Place filled jars into deep pan of boiling water sufficient to cover jars by at least 1 inch. Boil for 6 minutes. Remove from water (carefully) and place on towel to cool. Lids should “pop” down into concave shape upon cooling; otherwise, they are not securely sealed and should be reheated and cooled as above.
After properly sealed, store them in a cool dry area for 1-2 months to finish the pickling process.
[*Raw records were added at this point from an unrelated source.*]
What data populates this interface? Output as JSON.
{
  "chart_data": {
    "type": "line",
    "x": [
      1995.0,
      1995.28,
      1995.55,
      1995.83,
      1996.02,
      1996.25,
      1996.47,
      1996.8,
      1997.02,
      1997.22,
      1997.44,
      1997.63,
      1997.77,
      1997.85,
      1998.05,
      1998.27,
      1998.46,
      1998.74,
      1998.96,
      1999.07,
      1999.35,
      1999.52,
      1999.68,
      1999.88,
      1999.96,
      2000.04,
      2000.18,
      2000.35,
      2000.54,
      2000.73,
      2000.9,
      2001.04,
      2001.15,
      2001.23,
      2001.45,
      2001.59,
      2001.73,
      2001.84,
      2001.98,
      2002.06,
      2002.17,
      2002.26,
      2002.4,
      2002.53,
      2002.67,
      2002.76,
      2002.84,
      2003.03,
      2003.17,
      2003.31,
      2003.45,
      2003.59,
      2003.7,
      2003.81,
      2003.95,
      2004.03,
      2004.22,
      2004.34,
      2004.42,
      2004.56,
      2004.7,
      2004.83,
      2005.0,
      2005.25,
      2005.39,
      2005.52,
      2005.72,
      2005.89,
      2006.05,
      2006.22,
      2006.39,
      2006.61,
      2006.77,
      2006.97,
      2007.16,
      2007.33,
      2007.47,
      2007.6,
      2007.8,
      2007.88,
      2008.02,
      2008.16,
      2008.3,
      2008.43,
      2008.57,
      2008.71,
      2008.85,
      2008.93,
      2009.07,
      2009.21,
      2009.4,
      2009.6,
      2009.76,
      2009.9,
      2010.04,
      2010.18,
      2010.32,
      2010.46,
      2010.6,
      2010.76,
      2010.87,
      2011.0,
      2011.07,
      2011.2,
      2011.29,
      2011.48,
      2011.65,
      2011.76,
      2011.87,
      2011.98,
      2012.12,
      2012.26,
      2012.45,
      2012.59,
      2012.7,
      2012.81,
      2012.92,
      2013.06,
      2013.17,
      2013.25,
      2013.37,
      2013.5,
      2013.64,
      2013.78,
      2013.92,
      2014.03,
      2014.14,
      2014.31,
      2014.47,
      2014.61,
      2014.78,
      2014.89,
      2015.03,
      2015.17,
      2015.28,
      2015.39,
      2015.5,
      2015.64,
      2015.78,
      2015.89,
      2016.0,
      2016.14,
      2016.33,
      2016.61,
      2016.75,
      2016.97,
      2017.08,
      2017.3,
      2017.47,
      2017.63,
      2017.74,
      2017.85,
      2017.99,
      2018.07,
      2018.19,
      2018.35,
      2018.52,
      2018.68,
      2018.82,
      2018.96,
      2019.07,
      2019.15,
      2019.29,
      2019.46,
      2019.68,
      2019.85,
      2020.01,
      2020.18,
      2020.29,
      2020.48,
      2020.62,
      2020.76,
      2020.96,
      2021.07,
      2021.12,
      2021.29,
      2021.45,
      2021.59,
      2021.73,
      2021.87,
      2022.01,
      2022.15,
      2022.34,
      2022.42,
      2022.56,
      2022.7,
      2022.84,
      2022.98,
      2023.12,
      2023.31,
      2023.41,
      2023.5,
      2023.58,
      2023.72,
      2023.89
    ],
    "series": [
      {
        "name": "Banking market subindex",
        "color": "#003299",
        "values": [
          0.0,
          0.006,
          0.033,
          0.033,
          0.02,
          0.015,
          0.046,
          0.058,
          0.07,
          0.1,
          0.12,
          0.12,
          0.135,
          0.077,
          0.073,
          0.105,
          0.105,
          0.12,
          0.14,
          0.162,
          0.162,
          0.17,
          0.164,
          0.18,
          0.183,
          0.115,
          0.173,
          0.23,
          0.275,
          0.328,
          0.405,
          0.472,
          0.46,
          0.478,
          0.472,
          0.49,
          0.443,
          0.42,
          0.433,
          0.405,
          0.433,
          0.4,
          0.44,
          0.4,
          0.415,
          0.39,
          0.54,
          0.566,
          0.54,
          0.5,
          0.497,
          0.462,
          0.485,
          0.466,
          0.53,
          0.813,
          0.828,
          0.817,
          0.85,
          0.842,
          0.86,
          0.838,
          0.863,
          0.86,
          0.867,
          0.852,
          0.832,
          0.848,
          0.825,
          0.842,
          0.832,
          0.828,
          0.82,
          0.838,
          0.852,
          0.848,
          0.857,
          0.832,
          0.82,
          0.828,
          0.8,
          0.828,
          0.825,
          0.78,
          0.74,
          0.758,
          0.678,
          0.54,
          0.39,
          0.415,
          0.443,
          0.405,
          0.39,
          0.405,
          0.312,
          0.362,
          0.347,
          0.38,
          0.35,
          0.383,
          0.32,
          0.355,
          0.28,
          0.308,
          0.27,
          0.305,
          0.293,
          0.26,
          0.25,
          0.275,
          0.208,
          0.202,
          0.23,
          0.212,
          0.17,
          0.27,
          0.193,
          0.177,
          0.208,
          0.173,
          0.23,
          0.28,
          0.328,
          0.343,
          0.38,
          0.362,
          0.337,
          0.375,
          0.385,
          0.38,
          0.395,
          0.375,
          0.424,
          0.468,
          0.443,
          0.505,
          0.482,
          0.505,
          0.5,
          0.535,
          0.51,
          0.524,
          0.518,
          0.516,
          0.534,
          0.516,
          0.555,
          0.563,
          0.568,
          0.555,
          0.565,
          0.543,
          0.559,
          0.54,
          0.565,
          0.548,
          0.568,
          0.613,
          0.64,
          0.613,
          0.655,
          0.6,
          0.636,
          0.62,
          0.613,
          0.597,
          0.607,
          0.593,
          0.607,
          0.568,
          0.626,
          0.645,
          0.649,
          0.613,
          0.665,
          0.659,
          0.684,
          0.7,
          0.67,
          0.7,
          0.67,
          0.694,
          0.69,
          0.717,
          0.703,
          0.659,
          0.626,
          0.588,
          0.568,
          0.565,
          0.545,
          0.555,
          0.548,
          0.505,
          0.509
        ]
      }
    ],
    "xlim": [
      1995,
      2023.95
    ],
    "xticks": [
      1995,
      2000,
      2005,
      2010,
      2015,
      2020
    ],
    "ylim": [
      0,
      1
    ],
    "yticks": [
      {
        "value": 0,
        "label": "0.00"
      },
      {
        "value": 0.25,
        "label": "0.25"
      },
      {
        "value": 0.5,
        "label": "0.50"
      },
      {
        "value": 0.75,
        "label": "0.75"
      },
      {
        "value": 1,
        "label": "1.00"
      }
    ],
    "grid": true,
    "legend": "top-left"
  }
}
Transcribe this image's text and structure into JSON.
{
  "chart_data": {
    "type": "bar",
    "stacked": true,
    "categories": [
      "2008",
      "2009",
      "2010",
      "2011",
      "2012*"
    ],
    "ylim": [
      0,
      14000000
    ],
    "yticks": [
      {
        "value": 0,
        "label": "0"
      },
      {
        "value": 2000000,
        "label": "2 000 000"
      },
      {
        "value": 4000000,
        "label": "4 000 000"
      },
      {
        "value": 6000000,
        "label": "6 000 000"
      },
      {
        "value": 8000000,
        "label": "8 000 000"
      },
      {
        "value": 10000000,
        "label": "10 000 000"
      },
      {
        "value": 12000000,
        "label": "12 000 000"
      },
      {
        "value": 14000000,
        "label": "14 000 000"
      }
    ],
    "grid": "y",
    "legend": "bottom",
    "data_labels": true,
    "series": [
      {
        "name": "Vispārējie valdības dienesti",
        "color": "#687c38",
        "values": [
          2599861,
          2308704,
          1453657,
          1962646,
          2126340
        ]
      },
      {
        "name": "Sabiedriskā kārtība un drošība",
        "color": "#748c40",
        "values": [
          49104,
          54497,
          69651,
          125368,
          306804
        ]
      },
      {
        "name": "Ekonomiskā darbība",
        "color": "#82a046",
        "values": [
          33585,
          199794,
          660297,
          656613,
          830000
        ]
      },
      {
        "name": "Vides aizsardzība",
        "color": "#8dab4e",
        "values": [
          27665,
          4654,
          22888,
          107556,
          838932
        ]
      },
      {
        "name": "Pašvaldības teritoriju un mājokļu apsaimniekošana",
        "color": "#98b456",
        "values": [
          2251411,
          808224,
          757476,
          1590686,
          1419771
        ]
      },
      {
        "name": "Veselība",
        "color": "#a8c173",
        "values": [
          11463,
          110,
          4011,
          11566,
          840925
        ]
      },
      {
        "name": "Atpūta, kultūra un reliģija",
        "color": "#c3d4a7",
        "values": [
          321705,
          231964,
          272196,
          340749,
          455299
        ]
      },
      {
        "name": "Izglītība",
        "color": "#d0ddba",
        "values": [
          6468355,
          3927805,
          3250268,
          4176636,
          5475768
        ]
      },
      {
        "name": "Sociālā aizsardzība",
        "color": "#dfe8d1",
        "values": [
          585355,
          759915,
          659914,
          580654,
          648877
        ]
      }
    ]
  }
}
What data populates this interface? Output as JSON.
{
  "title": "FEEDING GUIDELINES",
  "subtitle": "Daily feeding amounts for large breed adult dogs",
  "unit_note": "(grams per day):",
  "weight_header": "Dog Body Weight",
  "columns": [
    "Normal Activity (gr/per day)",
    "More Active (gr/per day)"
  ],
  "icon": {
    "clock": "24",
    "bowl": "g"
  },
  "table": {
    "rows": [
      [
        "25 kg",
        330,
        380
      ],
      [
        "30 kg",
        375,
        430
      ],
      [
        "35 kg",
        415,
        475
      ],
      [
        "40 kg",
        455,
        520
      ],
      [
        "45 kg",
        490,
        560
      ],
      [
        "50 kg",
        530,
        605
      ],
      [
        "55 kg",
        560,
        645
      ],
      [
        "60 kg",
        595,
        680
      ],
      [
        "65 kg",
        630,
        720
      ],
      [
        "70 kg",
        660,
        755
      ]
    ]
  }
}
Once they are finished, I dare ya to eat just one!
Mom’s Refrigerator Dills
Clean, Peel, and slice 2-3 medium to large cucumbers into ‘chips’ (If you are dealing with young, soft-skinned cucumbers you can skip peeling them)
Peel and slice a medium onion into rings
Layer mixture into a bowl just large enough to hold all of the cucumbers and onions
Add salt and pepper to taste (one clove of garlic is optional)
Add white vinegar until cucumbers and onions are just covered with liquid.
Place in refrigerator for at least 4-6 hours.
Enjoy
Price’s Summer Medley
1-2 large Cucumber, 2-3 Large tomatoes, 1-2 avocados
make sure avocados are ripe, but not soft enough to make guacamole.
Pit and peel avocado, slice into six wedges.
Cut each wedge into two to three segments, set aside
Wash and cut tomatoes in to chunks, roughly an inch square or so. Set aside
Wash, Peel, and Slice cucumber into chips. Cut chips in half. (If you prefer you can diced the cucumber into large 1/2 inch chunks. Set aside.
In a medium sized bowl combine all three ingredients. Add just a splash of olive oil. Stir or toss lightly to coat.
Salt and pepper to taste.
If you have access to fresh herbs you may add those to taste, or optionally for spice add some dried chili pepper seeds or ‘Targin’ seasoning mix.
Enjoy!
Now as your cucumbers start to ‘come off’ you have three new recipes to try so you won’t have to wonder what to do with all of nature’s bounty. With a little practice and patience you will have the fresh taste of summer, year round which is one of the things that makes gardening so enjoyable. If you have a favorite recipe, let us know. Simply send it to us in the comment section.